Nowadays, I am learning hands on with ELK stack, so I thought of writing this article for my understanding and also for people who are trying to do the same.
Hope to see you with constructive thoughts in comments!
Let’s install it quickly (Mac-os):
$ brew tap caskroom/cask
$ brew install brew-cask
$ brew cask install java
Install Elasticsearch, Logstash and Kibana
$ brew install elasticsearch
$ brew install kibana
$ brew install logstash
ElasticSearch can be used both as a search engine as well as a data store.
Every record that must be stored in ElasticSearch must be a JSON object.
Our main data container is called index (plural indices) and it can be considered as a database in the traditional SQL world.
In an index, the data is grouped into data types called mappings in ElasticSearch. A mapping describes how the records are composed (fields).
Every instance of ElasticSearch is called a node and several nodes make a cluster.
what happens when a node starts?
The configuration is read from the environment variables and the elasticsearch.yml configuration file.
A node name is set by the configuration file or is chosen from a list of built-in random names.
Internally, the ElasticSearch engine initializes all the modules and plugins that are available in the current installation.
A lot of required services are automatically started, such as:
- Cluster services, Indexing Service, Mapping Service, Network Services, Plugin Service, River Service, Language Scripting Services.
There are two important behaviors in an ElasticSearch node:
The non-data node (or arbiter):
Process REST responses and all other operations of search.
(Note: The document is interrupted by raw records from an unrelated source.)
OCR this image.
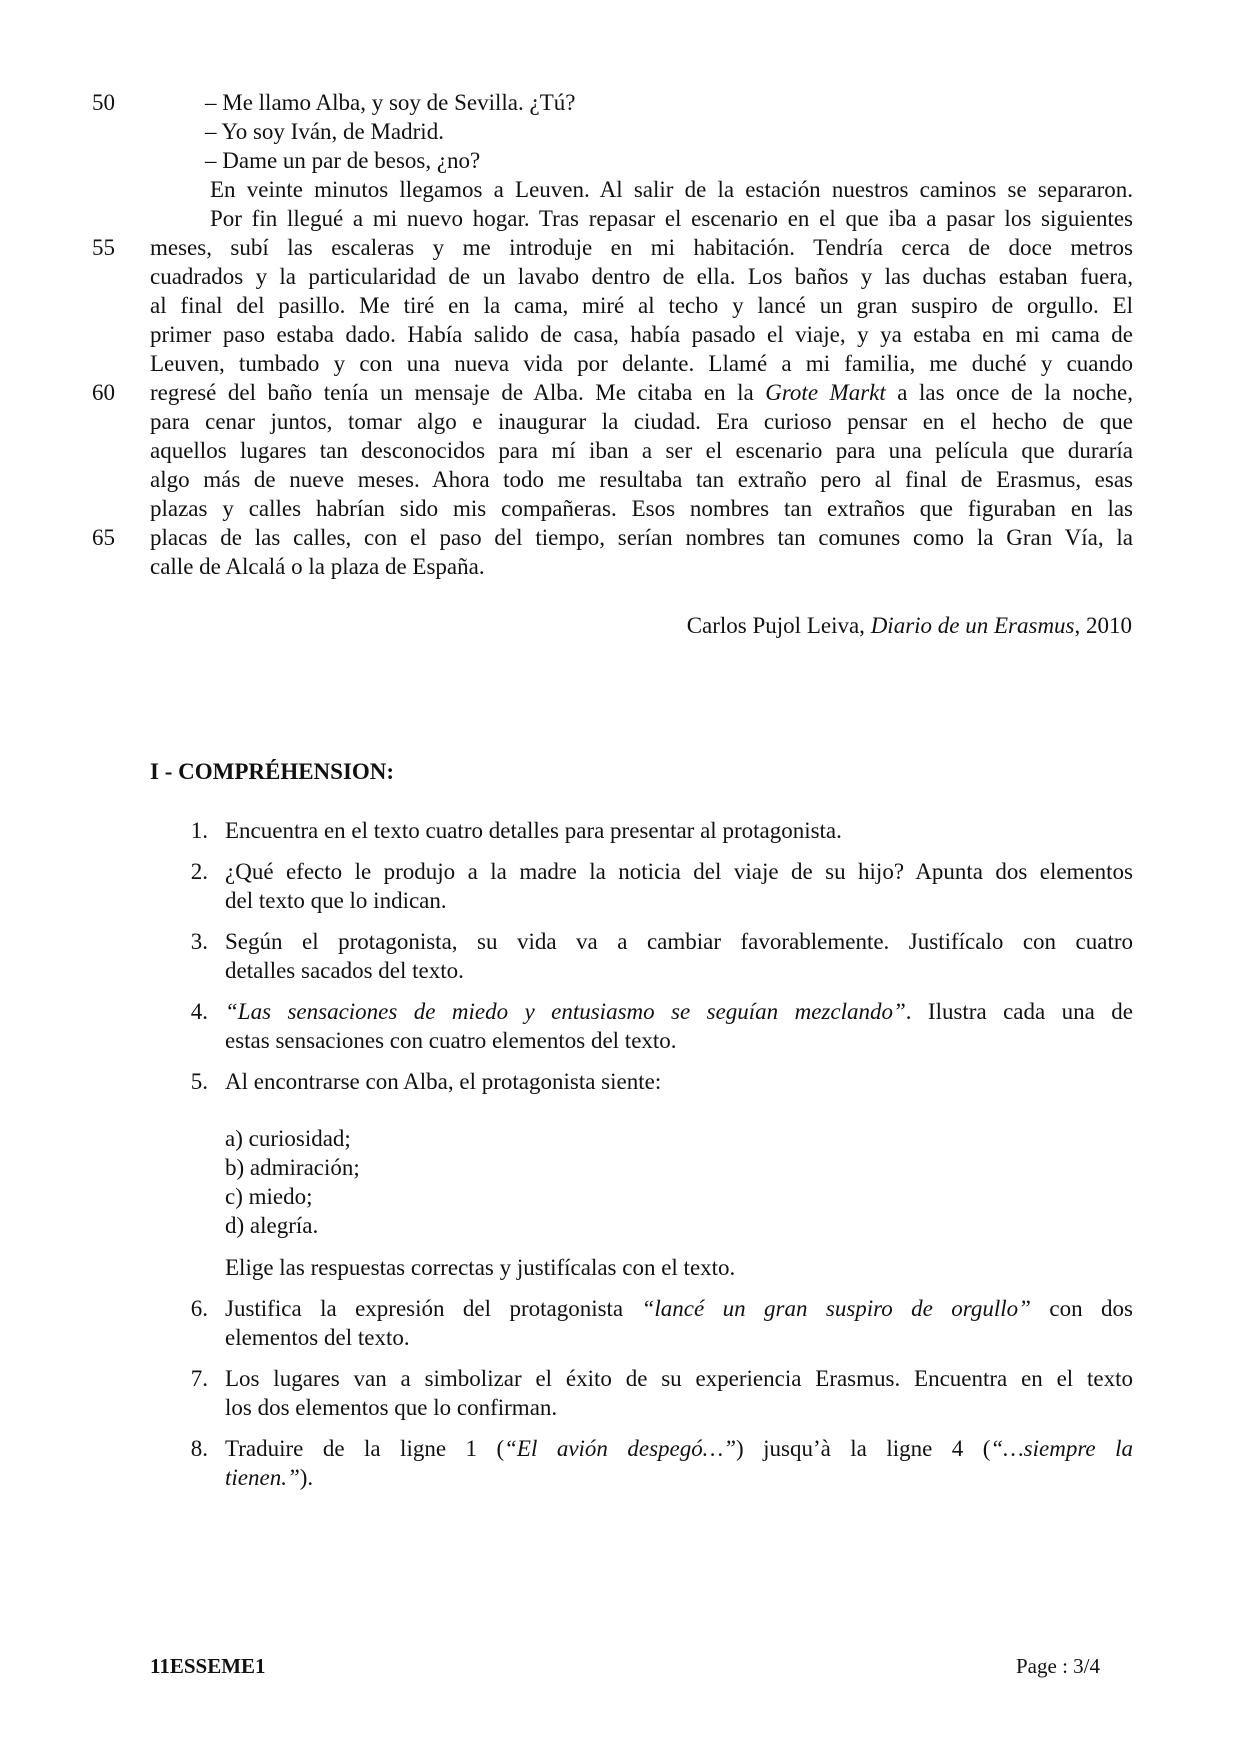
50
55
60
65
– Me llamo Alba, y soy de Sevilla. ¿Tú?
– Yo soy Iván, de Madrid.
– Dame un par de besos, ¿no?
En veinte minutos llegamos a Leuven. Al salir de la estación nuestros caminos se separaron.
Por fin llegué a mi nuevo hogar. Tras repasar el escenario en el que iba a pasar los siguientes
meses, subí las escaleras y me introduje en mi habitación. Tendría cerca de doce metros
cuadrados y la particularidad de un lavabo dentro de ella. Los baños y las duchas estaban fuera,
al final del pasillo. Me tiré en la cama, miré al techo y lancé un gran suspiro de orgullo. El
primer paso estaba dado. Había salido de casa, había pasado el viaje, y ya estaba en mi cama de
Leuven, tumbado y con una nueva vida por delante. Llamé a mi familia, me duché y cuando
regresé del baño tenía un mensaje de Alba. Me citaba en la Grote Markt a las once de la noche,
para cenar juntos, tomar algo e inaugurar la ciudad. Era curioso pensar en el hecho de que
aquellos lugares tan desconocidos para mí iban a ser el escenario para una película que duraría
algo más de nueve meses. Ahora todo me resultaba tan extraño pero al final de Erasmus, esas
plazas y calles habrían sido mis compañeras. Esos nombres tan extraños que figuraban en las
placas de las calles, con el paso del tiempo, serían nombres tan comunes como la Gran Vía, la
calle de Alcalá o la plaza de España.
Carlos Pujol Leiva, Diario de un Erasmus, 2010
I - COMPRÉHENSION:
1. Encuentra en el texto cuatro detalles para presentar al protagonista.
2. ¿Qué efecto le produjo a la madre la noticia del viaje de su hijo? Apunta dos elementos
del texto que lo indican.
3. Según el protagonista, su vida va a cambiar favorablemente. Justifícalo con cuatro
detalles sacados del texto.
4. “Las sensaciones de miedo y entusiasmo se seguían mezclando”. Ilustra cada una de
estas sensaciones con cuatro elementos del texto.
5. Al encontrarse con Alba, el protagonista siente:
a) curiosidad;
b) admiración;
c) miedo;
d) alegría.
Elige las respuestas correctas y justifícalas con el texto.
6. Justifica la expresión del protagonista “lancé un gran suspiro de orgullo” con dos
elementos del texto.
7. Los lugares van a simbolizar el éxito de su experiencia Erasmus. Encuentra en el texto
los dos elementos que lo confirman.
8. Traduire de la ligne 1 (“El avión despegó…”) jusqu’à la ligne 4 (“…siempre la
tienen.”).
11ESSEME1	Page : 3/4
They are responsible for distributing the actions to the underlying shards (map) and collecting/aggregating the shard results (redux) to be able to send a final response.
The data container behavior:
Store data in them. They contain the indices shards that store the indexed documents as Lucene (internal ElasticSearch engine) indices.
The following schema compares ElasticSearch with SQL and MongoDB:
Solving the yellow status…
Mainly, yellow status is due to some shards that are not allocated.
If your cluster is in the recovery status (meaning that it’s starting up and checking the shards before they are online), you need to wait until the shards’ startup process ends
Solving the red status…
This means you are experiencing lost data, the cause of which is that one or more shards are missing. To fix this, you need to try to restore the node(s) that are missing.
Most of the visualization technology handles the analytical processing, whereas Kibana is just a web application that renders analytical processing done by Elasticsearch. It doesn’t load data from Elasticsearch and then process it, but leverages the power of Elasticsearch to do all the heavy lifting. This basically allows real-time visualization at scale.
This will work as the base of your visuals you are willing to generate. It’s a Json file for your visualizations (config file for creating Kibana dashboard)
As by name, this is for specifying the index patter.
Logstash is basically a data collector who holds the data and later starts ingesting data of interest into Elasticsearch when required.
The design of .conf file for logstash is crucial for getting visualization of desire.